Passed on March 8, 2024, the Consolidated Appropriations Act 2024 adjusted the original cut of -3.37% to the Physician Fee Schedule (PFS) to -1.69%.
This change is effective March 9 through December 31, 2024.
I’m sensing a but…
Yup. Despite the cut, per the AAO: It does not provide for retroactive claims processing.
“We are deeply disappointed that lawmakers did not eliminate the full cut to physician payment and that much needed, long-term physician payment reforms remain unaddressed,” the Academy wrote.
…such as?
The AAO noted two pieces of legislation that it believes Congress should enact in order to support long-term solutions for the Medicare physician payment system:
- The Strengthening Medicare for Patients and Providers Act (HR 2474)

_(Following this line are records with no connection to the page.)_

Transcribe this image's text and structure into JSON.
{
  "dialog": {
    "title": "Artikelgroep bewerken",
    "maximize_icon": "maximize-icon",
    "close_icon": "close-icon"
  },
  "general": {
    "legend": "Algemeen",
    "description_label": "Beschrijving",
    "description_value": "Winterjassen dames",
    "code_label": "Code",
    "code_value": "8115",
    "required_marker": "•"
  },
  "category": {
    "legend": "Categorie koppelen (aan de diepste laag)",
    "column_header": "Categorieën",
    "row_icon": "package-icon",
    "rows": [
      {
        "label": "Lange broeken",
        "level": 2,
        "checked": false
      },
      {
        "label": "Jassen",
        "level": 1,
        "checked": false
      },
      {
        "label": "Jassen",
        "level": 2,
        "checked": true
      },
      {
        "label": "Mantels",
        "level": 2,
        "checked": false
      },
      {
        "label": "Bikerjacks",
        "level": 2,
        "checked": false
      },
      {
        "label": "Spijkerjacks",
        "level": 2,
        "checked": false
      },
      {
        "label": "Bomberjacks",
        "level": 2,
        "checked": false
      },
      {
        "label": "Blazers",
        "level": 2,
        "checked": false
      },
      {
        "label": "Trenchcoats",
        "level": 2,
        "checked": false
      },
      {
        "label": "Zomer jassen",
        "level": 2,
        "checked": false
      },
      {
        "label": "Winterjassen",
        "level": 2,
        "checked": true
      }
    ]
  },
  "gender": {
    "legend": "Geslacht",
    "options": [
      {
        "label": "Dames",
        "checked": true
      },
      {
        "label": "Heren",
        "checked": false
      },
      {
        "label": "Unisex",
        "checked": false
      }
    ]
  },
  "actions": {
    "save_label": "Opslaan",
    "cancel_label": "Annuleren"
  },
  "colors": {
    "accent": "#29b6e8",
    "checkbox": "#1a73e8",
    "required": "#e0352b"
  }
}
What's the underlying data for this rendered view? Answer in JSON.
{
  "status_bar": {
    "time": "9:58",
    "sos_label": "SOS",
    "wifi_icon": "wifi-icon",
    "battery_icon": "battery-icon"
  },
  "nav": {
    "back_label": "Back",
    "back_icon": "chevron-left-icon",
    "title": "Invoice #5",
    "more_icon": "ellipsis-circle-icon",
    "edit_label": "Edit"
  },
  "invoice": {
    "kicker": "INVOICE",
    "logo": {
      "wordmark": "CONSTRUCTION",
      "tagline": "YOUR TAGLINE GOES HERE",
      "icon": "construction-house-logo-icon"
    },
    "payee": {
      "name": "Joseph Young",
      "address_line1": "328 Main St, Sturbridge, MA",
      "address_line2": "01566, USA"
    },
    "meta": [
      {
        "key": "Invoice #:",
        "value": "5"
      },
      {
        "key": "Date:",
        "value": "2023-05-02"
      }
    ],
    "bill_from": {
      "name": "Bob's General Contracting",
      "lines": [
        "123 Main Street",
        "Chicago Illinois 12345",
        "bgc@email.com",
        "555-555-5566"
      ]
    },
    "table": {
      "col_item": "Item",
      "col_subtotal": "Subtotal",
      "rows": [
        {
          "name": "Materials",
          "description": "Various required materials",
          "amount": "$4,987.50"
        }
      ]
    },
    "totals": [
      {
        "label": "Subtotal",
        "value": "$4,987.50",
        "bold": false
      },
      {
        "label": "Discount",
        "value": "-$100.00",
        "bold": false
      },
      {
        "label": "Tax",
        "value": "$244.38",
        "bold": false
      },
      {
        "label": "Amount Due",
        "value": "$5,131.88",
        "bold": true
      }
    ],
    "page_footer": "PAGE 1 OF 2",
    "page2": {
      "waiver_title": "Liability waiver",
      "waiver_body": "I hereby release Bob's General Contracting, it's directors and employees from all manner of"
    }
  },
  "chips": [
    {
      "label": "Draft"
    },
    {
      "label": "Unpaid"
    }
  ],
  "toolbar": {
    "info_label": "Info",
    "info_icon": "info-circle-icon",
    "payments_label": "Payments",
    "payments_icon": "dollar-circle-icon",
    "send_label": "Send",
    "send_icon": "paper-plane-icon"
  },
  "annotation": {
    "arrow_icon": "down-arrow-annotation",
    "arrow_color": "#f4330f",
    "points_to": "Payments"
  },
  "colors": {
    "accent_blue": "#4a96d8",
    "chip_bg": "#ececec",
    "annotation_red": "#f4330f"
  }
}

- Provides annual physician payment updates tied to the Medicare Economic Index (MEI), which measures practice cost inflation
Comparison to current legislation: Current law provides for separate conversion factors for physicians that are qualifying participants in advanced alternative payment (AAP) models and for other physicians.
- The Provider Reimbursement Stability Act of 2023 (HR 6371)
- Would provide for certain adjustments to the MPFS budget neutrality policies:
- Require CMS to resolve inaccurate utilization projections based on actual claims and (potentially) revise the conversion factor accordingly
- Raise budget neutrality adjustment threshold from $20 million to $53 million, increasing every 5 years by the MEI cumulative increase
- Require direct inputs of practice expense RVU (such as clinical wages and equipment prices) to be reviewed simultaneously—at a minimum starting in 2030 and every 5 years thereafter
- Require CMS to limit positive/negative budget neutrality adjustments to the conversion factor to 2.5% each year
- Would provide for certain adjustments to the MPFS budget neutrality policies:
Lastly… switching over to ODs for a moment: What other 2024 changes took effect?
On the optometric side, the American Optometric Association (AOA) responded to the CMS’s final ruling on MPFS by providing optometrists (ODs) with a summary of the changes (viewable here).
This included (aside from the conversation factor reduction):
- A new add-on code for primary care (G2211)
- Maintained performance threshold to avoid penalization within Merit-based Incentive Payment System (MIPS) of 75 points
- Increased MIPS Promoting Interoperability (PI) category performance period to a minimum of any continuous 180-day period with in 2024
- Note: The AOA was opposed to this.
- Medicare/Medicaid revalidation of enrollment change
- Delayed mandatory electronic Clinical Quality Measure (eCQM) adoption
- No change in public reporting on cost measures
- New quality measures to optometry/ophthalmology set
- Click here for details
In total, ODs garnered a total of over $1.29 billion in allowed charges for 2024 (compared to the estimated $1.3 billion for 2023), according to the AOA.